Code from tidy_dataset line 21

#Impute values for missing correlations
set.seed(111)
#First we replace corr values outside the range (.01,.99) with NA
dataset_data = dataset_data %>%
mutate(corr = abs(corr)) %>%
mutate(corr = ifelse(corr > .99 | corr < .01, NA, corr))
#Then impute NA values
if (all(is.na(dataset_data$corr))) {
dataset_data$corr_imputed <- NA ## corr_imputed=NA if no original corr values are in the dataset
} else {
dataset_data$corr_imputed <- dataset_data$corr %>%
Hmisc::impute(fun = "random") %>%
as.numeric()
}

Then from compute_es line 40

} else if (participant_design == "within_two") {
if (is.na(corr) & complete(x_1, x_2, SD_1, SD_2, t)) {
# Use raw means, SD, and t-values to calculate correlations
corr = (SD_1^2 + SD_2^2 - (n_1 * (x_1 - x_2)^2 / t^2)) / (2 * SD_1 * SD_2)
}
if (is.na(corr) | corr > .99 | corr < .01){
#if correlation between two measures is not reported, use an imputed correlation value
#we also account for the observation that some re-calculated values are impossible and replace those
corr <- corr_imputed ## if no original corr values are in the dataset as above, then corr=NA
}
from line 72:
} else if (complete(t)) {
wc <- sqrt(2 * (1 - corr)) ## corr=NA, so wc=NA, d_calc=NA, no effect size is calculated
d_calc <- (t / sqrt(n_1)) * wc #Dunlap et al., 1996, p.171
es_method <- "t_two"
} else if (complete(f)) {
wc <- sqrt(2 * (1 - corr)) ## corr=NA, so wc=NA, d_calc=NA, no effect size is calculated
d_calc <- sqrt(f / n_1) * wc
es_method <- "f_two"
}

Should we perhaps adjust the code so that if no corr values exist in the dataset, then the corr values across all the MetaLab datasets are used to impute corr values in the dataset?

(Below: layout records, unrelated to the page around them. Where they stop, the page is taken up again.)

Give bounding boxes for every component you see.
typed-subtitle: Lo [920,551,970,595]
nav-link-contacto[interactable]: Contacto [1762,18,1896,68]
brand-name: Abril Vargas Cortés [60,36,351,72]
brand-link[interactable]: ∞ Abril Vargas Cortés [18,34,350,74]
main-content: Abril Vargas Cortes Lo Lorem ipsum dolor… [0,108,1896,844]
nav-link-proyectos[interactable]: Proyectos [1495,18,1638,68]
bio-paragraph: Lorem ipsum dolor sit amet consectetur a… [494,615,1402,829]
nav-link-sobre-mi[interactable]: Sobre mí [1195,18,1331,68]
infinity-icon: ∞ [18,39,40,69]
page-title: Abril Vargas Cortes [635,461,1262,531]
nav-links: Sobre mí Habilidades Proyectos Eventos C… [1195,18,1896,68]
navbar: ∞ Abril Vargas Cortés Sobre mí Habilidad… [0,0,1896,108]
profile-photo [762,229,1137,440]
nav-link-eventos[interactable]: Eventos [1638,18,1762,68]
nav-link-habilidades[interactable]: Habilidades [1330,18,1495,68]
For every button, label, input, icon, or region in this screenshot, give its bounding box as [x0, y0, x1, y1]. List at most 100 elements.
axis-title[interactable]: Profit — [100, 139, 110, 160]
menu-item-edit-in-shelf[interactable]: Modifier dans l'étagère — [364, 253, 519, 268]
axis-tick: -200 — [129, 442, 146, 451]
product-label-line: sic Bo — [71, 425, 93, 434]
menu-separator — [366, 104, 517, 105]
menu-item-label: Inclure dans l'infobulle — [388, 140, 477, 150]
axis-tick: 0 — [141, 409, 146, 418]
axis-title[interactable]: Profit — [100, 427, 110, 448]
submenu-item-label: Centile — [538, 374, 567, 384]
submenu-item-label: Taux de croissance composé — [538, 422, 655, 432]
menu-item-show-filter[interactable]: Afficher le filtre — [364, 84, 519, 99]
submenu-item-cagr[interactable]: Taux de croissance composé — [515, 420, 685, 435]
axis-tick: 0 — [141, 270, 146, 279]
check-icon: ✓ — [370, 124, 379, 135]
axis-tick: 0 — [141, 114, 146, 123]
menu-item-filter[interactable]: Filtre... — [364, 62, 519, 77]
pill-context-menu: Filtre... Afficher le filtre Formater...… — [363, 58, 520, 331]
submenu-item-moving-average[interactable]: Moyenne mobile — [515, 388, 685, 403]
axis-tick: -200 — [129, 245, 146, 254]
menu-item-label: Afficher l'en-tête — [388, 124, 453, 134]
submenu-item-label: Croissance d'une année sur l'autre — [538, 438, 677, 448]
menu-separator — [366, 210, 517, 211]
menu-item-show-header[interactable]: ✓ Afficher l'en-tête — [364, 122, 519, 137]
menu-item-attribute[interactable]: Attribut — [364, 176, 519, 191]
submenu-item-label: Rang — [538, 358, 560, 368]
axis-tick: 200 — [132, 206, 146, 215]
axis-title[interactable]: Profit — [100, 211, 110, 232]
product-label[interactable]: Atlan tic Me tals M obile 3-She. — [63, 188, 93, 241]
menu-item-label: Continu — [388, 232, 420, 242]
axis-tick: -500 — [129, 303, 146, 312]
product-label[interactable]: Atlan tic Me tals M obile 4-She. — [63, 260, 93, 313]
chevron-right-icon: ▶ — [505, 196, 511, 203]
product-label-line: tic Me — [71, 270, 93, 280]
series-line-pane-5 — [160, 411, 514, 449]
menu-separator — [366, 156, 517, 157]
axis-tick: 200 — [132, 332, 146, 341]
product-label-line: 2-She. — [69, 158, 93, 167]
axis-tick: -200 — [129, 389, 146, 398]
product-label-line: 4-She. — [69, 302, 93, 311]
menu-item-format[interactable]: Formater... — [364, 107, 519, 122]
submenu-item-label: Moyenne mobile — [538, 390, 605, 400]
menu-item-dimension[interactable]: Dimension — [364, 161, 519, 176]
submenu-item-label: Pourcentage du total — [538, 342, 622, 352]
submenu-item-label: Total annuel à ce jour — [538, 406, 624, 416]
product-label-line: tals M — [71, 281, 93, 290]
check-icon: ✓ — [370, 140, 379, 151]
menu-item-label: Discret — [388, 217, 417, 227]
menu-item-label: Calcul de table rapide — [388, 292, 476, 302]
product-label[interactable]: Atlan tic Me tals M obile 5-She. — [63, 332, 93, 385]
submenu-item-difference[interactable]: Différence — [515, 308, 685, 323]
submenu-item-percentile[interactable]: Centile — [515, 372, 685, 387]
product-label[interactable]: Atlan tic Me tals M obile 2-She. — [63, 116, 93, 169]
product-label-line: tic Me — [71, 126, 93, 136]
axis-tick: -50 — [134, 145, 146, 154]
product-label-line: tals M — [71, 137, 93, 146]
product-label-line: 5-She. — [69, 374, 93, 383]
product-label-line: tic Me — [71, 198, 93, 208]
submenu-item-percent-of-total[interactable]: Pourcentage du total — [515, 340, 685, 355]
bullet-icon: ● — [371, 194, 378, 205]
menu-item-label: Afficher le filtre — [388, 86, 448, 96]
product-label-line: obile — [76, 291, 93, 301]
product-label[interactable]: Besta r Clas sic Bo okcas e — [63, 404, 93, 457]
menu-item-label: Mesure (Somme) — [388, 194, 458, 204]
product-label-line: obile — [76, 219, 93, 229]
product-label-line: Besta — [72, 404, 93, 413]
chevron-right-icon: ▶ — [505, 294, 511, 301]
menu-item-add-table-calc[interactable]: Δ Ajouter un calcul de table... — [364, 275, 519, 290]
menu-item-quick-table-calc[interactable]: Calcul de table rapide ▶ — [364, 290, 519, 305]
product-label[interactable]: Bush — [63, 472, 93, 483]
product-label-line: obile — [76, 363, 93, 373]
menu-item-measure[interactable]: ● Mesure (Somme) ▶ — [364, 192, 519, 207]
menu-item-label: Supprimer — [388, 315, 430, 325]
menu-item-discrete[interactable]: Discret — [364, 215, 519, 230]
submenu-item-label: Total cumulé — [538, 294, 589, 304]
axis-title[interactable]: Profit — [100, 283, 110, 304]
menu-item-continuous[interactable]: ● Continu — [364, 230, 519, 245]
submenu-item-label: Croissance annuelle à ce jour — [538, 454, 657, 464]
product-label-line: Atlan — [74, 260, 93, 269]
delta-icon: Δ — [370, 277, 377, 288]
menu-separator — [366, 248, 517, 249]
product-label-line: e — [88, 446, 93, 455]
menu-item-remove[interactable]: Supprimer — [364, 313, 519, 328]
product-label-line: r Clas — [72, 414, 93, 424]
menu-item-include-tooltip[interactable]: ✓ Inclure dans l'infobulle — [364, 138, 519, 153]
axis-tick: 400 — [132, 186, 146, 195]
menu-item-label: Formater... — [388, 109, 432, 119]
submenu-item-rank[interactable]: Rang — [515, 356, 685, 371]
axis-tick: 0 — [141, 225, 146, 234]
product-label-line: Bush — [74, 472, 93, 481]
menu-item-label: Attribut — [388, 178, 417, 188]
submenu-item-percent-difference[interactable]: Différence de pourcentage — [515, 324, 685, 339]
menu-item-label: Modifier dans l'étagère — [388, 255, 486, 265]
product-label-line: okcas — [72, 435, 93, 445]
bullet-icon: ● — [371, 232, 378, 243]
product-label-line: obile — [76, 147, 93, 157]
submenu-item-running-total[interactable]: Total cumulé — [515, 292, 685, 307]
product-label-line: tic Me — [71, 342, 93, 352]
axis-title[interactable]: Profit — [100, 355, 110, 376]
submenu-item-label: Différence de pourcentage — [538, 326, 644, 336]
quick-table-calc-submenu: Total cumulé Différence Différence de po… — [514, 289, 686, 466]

Relatedly, I noticed that the MetaLab script's current method for imputing missing corr values is to randomly select from other existing values in the dataset (see in italics above). For my study I imputed from a normal distribution using the median and variance of existing corr values and then adjusting the range to [-1,1]. Rabagliati et al. (2018) imputed it as the mean weighted by sample size. Are you happy with current method for imputing corr, or should we discuss what is currently considered to be the best practice?

[christinabergmann]

Oh, good catch.

How about the following:

1. if there are no corr in a dataset, take MetaLab values where possible from a matched sample that has a similar age (so to not take values from 4-month-olds for 4-year-olds and vice versa) and the same method? Maybe method alone is enough, too.
2. Work on a short report comparing the methods (mean, SD vs sampling, Rabagliati, method-matching, age-matching) for the site (and maybe a paper in the long run)? In that context maybe also review the literature for other options?
3. After 2. decide which method fits best?

[lottiegasp]

Thanks @christinabergmann

@erikriverson as a quick solution, are you able to work on some code that for each row of data extracts corr values from all MetaLab datasets with the same methods, and similar age (maybe where mean_age is +/- 15 days of the mean_age of the row in question that is missing a corr value?) into an object (named below CORRS_FROM_ALL_DATASETS) and then imputes a corr value in the same way?

#Impute values for missing correlations
set.seed(111)
#First we replace corr values outside the range (.01,.99) with NA
dataset_data = dataset_data %>%
mutate(corr = abs(corr)) %>%
mutate(corr = ifelse(corr > .99 | corr < .01, NA, corr))
#Then impute NA values
if (all(is.na(dataset_data$corr))) {
**dataset_data$corr_imputed <- CORRS_FROM_ALL_DATASETS %>%
Hmisc::impute(fun = "random") %>% ## same imputation method as below, when there are corr values in the dataset
as.numeric()
} else {
dataset_data$corr_imputed <- dataset_data$corr %>%
Hmisc::impute(fun = "random") %>%
as.numeric()
}

Let me know if this makes sense.

Then at a later time I can work on 2. and 3. as suggested by Christina. This will likely be in Feb after the conference.